BOSTON - Fenway Park was built in 1912, and 80 years later, the Orioles used pieces of it as an inspiration for Camden Yards.
Now, the process has come full circle, as the Boston Red Sox are using Camden Yards as an inspiration for the ongoing renovations at Fenway.
"There is a mini-Camdenization going on," Red Sox president Larry Lucchino said yesterday, at a luncheon with members of the Baltimore-Washington media.
Lucchino, the former Orioles' president, and Red Sox vice president Janet Marie Smith, were two of the driving forces behind Camden Yards, from the critical planning stages in the 1980s to the ballpark's opening in 1992.
Smith went on to help the Atlanta Braves convert Turner Field from an Olympic venue to a baseball park in 1996, and Lucchino led the San Diego Padres' efforts to build Petco Park, which opened to widespread acclaim last week.
When they came to work for the Red Sox two years ago, they discovered a new challenge: preserving Fenway's tradition while giving the decaying ballpark a much-needed face lift.
So far, so good.
Beyond the obvious changes - the Green Monster seats, which now adorn the historic left-field wall, and the new rooftop seats in right field, which opened this year - the team has gone to great lengths to improve the bowels of the stadium.

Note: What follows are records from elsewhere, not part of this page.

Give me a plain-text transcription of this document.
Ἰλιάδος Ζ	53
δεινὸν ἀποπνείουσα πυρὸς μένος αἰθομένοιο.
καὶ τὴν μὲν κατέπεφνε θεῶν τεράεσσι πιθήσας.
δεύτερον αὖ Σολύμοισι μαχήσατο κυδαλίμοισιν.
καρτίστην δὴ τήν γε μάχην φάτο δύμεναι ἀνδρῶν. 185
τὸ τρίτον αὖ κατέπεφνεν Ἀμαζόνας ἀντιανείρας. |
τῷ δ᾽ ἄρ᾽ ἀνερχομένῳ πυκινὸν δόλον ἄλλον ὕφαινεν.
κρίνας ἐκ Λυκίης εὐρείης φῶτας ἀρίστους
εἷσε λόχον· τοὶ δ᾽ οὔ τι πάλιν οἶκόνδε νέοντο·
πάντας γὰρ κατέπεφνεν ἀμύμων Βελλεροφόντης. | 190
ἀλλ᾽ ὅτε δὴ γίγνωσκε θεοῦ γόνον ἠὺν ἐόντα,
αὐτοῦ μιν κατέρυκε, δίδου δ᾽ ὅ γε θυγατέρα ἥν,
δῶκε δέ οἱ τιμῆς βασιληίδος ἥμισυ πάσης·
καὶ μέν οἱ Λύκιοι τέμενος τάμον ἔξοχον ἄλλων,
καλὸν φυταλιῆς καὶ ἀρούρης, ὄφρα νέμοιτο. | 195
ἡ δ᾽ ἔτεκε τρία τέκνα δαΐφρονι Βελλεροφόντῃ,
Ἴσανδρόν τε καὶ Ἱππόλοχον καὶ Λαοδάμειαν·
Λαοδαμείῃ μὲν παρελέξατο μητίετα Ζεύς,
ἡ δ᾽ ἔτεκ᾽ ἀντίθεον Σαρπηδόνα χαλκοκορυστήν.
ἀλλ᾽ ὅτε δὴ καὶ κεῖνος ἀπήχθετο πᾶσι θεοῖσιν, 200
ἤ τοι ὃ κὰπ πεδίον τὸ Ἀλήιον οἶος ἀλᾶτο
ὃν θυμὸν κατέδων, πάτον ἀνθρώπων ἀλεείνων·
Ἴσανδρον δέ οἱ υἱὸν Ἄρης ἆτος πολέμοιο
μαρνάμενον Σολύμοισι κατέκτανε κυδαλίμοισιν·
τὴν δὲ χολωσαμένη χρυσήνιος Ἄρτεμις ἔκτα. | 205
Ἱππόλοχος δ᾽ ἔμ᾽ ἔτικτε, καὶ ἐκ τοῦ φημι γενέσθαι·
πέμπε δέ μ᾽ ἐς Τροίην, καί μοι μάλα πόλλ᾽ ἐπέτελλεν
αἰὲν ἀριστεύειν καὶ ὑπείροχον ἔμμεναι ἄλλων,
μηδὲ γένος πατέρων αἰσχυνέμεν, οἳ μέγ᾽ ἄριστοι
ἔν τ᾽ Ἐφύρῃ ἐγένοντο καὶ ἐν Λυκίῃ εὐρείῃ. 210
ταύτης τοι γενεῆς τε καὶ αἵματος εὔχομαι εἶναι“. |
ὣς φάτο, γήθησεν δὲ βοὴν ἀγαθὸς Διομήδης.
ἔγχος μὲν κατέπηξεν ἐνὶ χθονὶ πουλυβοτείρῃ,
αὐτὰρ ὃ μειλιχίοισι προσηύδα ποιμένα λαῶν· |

In a place where thousands of Red Sox fans used to walk on top of each other to get to their seats, there are new concourses with modern concession stands and restrooms.
"We lead the league in new bathrooms," Lucchino said.
With a current capacity of roughly 35,300, the Red Sox have sold out 68 consecutive games. Smith said about 4,000 seats could be added in a new right-field rooftop project, but the goal will always be to preserve Fenway's intimacy.
"At some point, we'll have to address the issue of do we renovate Fenway or replace it," Lucchino said. "But we continue to make improvements, and that will help us make a better long-term decision."
Tonight, the Red Sox will begin their highly anticipated first series with the New York Yankees, in a rematch of last year's American League Championship Series.
But Lucchino said he gets rankled when people refer to the Yankees and Red Sox as baseball's "superpowers."
"That's just nonsense," Lucchino said. "We have much more in common with the 28 other clubs than we do with the Yankees."
The Yankees have the highest payroll in baseball again this season, at $184 million, the Red Sox are second at $127 million, and the next closest is the Anaheim Angels at $100 million. The Orioles' payroll is about $55 million.
Forfeit ruled out
The Orioles were fined an undisclosed amount by Major League Baseball for using Erik Bedard in Saturday's 11-3 victory at Tampa Bay before he was eligible to be recalled from Triple-A Ottawa.
But the Orioles were relieved when they got the word that they didn't have to forfeit or replay that game. Jim Beattie, the team's executive vice president, spoke with Sandy Alderson from the commissioner's office.
"Sandy just said it's something they don't take lightly," Beattie said, "and neither do we."
Beattie and a Major League Baseball spokesman declined to say how much the Orioles were fined.
Orioles outfielder Marty Cordova, who has been rehabbing his surgically repaired right elbow at the team's extended spring training camp in Sarasota, Fla., could begin a minor league rehabilitation assignment in the next seven to 10 days, Beattie said.
Cordova would probably need two weeks at Double-A Bowie or Triple-A Ottawa to get himself back to game speed after missing spring training. Cordova will probably be ready to hit before he can throw well enough to play the outfield.
"My concern is getting his [right-handed] bat back in the lineup," said Orioles manager Lee Mazzilli. "So I'm not really worried about that."
Around the horn
The Orioles and Red Sox will make up the rainouts from the previous two games with an afternoon game, May 31, at 1:20, and with a night game, July 22, at 7:05. That second game will be part of a day-night doubleheader at Fenway Park. ... The Orioles traded minor league infielder Napoleon Calzado to the Atlanta Braves for a player to be named. ... Orioles third baseman Melvin Mora committed his fifth error of the season in the third inning last night. ... Orioles second baseman Brian Roberts had the first leadoff home run of his career last night.